Health Highlights: Jan. 6, 2010

Here are some of the latest health and medical news developments, compiled by the editors of HealthDay:

No Proof Virus Causes Chronic Fatigue Syndrome: Study

There's no evidence that a virus called XMRV causes chronic fatigue syndrome, says a British study that challenges recent research suggesting the virus could be responsible for the debilitating condition.

Imperial College London researchers analyzed blood samples from 186 patients with CFS and found that none of them had the virus, BBC News reported.

"We are confident that are results show there is no link between XMRV and chronic fatigue syndrome, at least in the U.K.," said investigator Professor Myra McClure.

Experts said the study findings, published in the journal PLoS One, will be bitterly disappointing to many patients who'd pinned their hopes on drugs to fight XMRV, BBC News reported.


Full-Body Airport Scanners No Health Threat: Experts

While some are concerned about cumulative radiation exposure from full-body scanners used for airport security, most experts say such fears are unfounded, according to ABC News.

Use of the scanners is expected to increase in the wake of the alleged failed bombing attempt on an Amsterdam-to-Detroit flight on Christmas Day.

The full-body scanners use a technology called backscatter X-rays, which deliver a low dose of radiation, explained Dr.
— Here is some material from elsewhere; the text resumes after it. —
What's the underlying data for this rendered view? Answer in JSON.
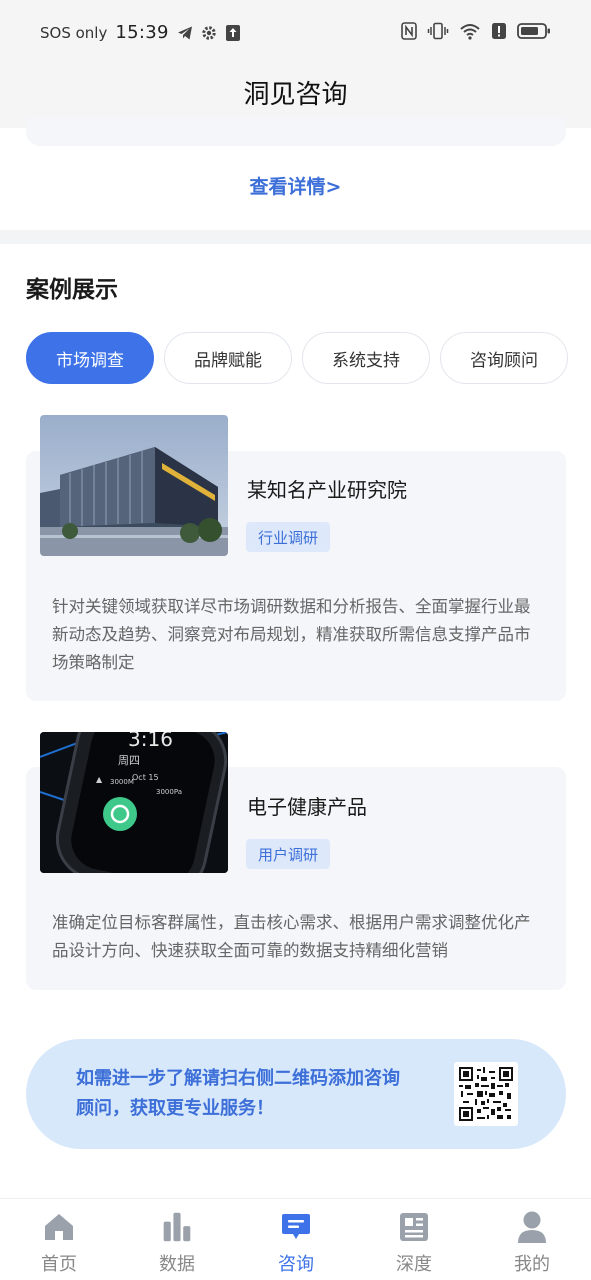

James Thrall, chairman of the American College of Radiology and chairman of radiology at Massachusetts General Hospital in Boston.

"Moreover, the individual X-rays themselves are very low energy, and unlike the X-ray spectrum that we use in medicine, the backscatter X-rays don't really penetrate to the organs in the body," he told ABC News.

Thrall said a person would have to "take hundreds and hundreds of trips requiring screening to even reach what would be considered a negligible dose" of radiation.


No Big Change in FDA Drug Approvals Last Year

The number of drugs approved last year by the U.S. Food and Drug Administration was about the same as in 2008, and the number of warnings issued by the agency decreased, according to figures released by the investment research group Washington Analysis.

In 2009, the FDA approved 26 first-of-a-kind prescription drugs, compared with 25 in 2008. An FDA spokeswoman wouldn't confirm or comment on the number of drugs approved last year, the Associated Press reported.

Washington Analysis also said the FDA last year added 31 new or updated "black box" warnings to drugs already on the market, compared with 56 boxed warnings in 2008.

The drug industry had been worried that the Obama administration would take a much tougher stance on drug safety than the Bush administration, but these figures suggest a moderate approach, the AP reported.


Head Blows Don't Cause Brain Damage: Ex-NFL Doctor

Despite tough questioning by members of Congress, the former head of the NFL's concussion committee insisted Monday there is no proven link between football head injuries and brain disease.

"There is not enough valid, reliable or objective scientific evidence at present to determine whether or not repeat head impacts in professional football result in long-term brain damage," New York City neurologist Dr. Ira Casson said in prepared testimony delivered to the House Judiciary Committee, CBS News and the Associated Press reported.

Casson, who resigned as co-chair of the NFL's committee on mild brain injuries in November, said it was wrong to suggest that the committee had ignored the problem of head injuries among football players.

His stance drew scorn from House Judiciary Committee members.

"I find it really ridiculous that he's saying that concussions don't cause long-term cognitive problems," said Rep. Linda Sanchez, D-Calif., CBS/AP reported. "I think most people you ask on the street would figure that repeated blows to the head aren't good for you."